No Dr appt after all, update and triggs

iVillage Member
Registered: 11-04-2001
No Dr appt after all, update and triggs
2
Fri, 02-05-2010 - 10:39pm

The new pdoc cancelled my appt and it has been resheduled for the 23, reallly looking forward to getting seen.


I am see sawing between mania and depression and would really like to get off the roller coaster here. The one thing that scares me the most is that I have a constant thought that my kids would be better off without me as a Mom. I keeping thinking that they got the short end of the stick when they ended up wiht me as a mom. Just really bad places.

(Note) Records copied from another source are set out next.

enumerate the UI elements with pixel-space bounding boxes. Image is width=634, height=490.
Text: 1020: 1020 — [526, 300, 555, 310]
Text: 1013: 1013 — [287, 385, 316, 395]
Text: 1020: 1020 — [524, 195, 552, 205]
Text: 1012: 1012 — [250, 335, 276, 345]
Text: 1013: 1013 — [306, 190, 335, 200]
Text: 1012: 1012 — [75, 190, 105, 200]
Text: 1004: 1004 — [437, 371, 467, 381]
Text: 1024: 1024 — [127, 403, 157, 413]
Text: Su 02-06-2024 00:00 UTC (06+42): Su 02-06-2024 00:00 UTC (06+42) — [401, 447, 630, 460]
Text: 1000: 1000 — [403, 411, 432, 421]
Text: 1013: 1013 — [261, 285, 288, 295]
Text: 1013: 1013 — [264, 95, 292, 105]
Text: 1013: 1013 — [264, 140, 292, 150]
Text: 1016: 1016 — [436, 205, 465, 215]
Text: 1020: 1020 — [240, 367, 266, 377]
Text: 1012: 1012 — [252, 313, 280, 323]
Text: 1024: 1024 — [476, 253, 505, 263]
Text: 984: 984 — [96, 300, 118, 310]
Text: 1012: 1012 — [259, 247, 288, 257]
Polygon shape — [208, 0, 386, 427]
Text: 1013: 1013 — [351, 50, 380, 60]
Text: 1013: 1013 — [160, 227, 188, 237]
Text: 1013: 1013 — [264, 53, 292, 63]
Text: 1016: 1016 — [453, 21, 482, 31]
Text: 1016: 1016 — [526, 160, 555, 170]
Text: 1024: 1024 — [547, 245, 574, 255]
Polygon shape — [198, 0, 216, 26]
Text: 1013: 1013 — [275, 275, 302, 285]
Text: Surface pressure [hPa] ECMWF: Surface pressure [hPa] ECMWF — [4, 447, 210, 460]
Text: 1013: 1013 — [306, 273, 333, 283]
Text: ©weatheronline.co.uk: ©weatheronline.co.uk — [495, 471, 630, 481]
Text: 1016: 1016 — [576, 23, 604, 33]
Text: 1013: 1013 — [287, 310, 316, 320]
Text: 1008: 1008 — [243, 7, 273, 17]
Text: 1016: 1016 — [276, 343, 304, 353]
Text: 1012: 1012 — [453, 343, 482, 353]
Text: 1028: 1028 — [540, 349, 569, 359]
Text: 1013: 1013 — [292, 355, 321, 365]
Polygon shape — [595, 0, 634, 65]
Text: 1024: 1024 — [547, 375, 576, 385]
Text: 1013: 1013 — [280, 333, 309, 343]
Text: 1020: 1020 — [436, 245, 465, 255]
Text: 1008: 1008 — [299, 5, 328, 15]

We are looking at moving again in the next few months and I am a little stressed out, I mean I just found a new pdoc and we are possibly uprooting again, not fun times.




iVillage Member
Registered: 12-02-2005
Sun, 02-07-2010 - 1:33am
Hi Thau, I was a long time member and have returned recently. I always go to this page because I am a mom of 2 bi polar teens and my mom was bi polar. As of now it skipped me, although at times I think it didnt. I watch my self for symptoms. I also live with a bi polar man whom is my youngest childs father. I can tell you for one that your kids are NOT better without you or with another mom. I didnt understand my moms manic or depression when I was younger however I completely understood later in life and regretted anything I did that might have not been helpful to her ( my brother and I have talked extensively about this). I also know how it is not to have a Pdoc at your disposal and maybe moving as I go thru all this with my lil ones dad. I dont really know your story so Im sorry if Im stepping on your toes by saying that I can relate, but at times an outsider can relate more than a person who is in the middle of it or going thru it. I spend many a sleepless night with my teen, my other teen has moved out ( she is 20), but Im still her support system and help keep her grounded at times. Keep your chin up ok, one day at a time is what I tell them and have to live by that standard myself. Feel free to vent or cry at times, you have a beautiful family, and they are yours regardless. godbless and keep us posted.
iVillage Member
Registered: 04-27-2006
Mon, 02-08-2010 - 10:39am

Deb,


Sorry your appt was cancelled. I know how much that sucks when you need to see someone and you are feeling so horrible emotionally. Your kids did not get the short end of the stick...I promise you that. They have a great mom who is human and has problems of her own to handle. Kids should realize threir parents are not perfect. Seeing that also helps them see you fight to get through things, which then teaches them when they have issues they can fight through them as well. My dd was upset with me sometimes as she was growing up....seeing me depressed a lot. She has told me now, that she is glad she grew up the way she did. She said I taught her how to fight, how to deal with a crisis, even though it was not stable at the time. She told me she is who she is today because of her parents' good parts and negative parts. She is thankful. I believe your kids will be fine and learn from what they see and go through. So, please hang in there and do not give up.


That sucks that you may be moving once again. That makes it difficult to feel settled...I know.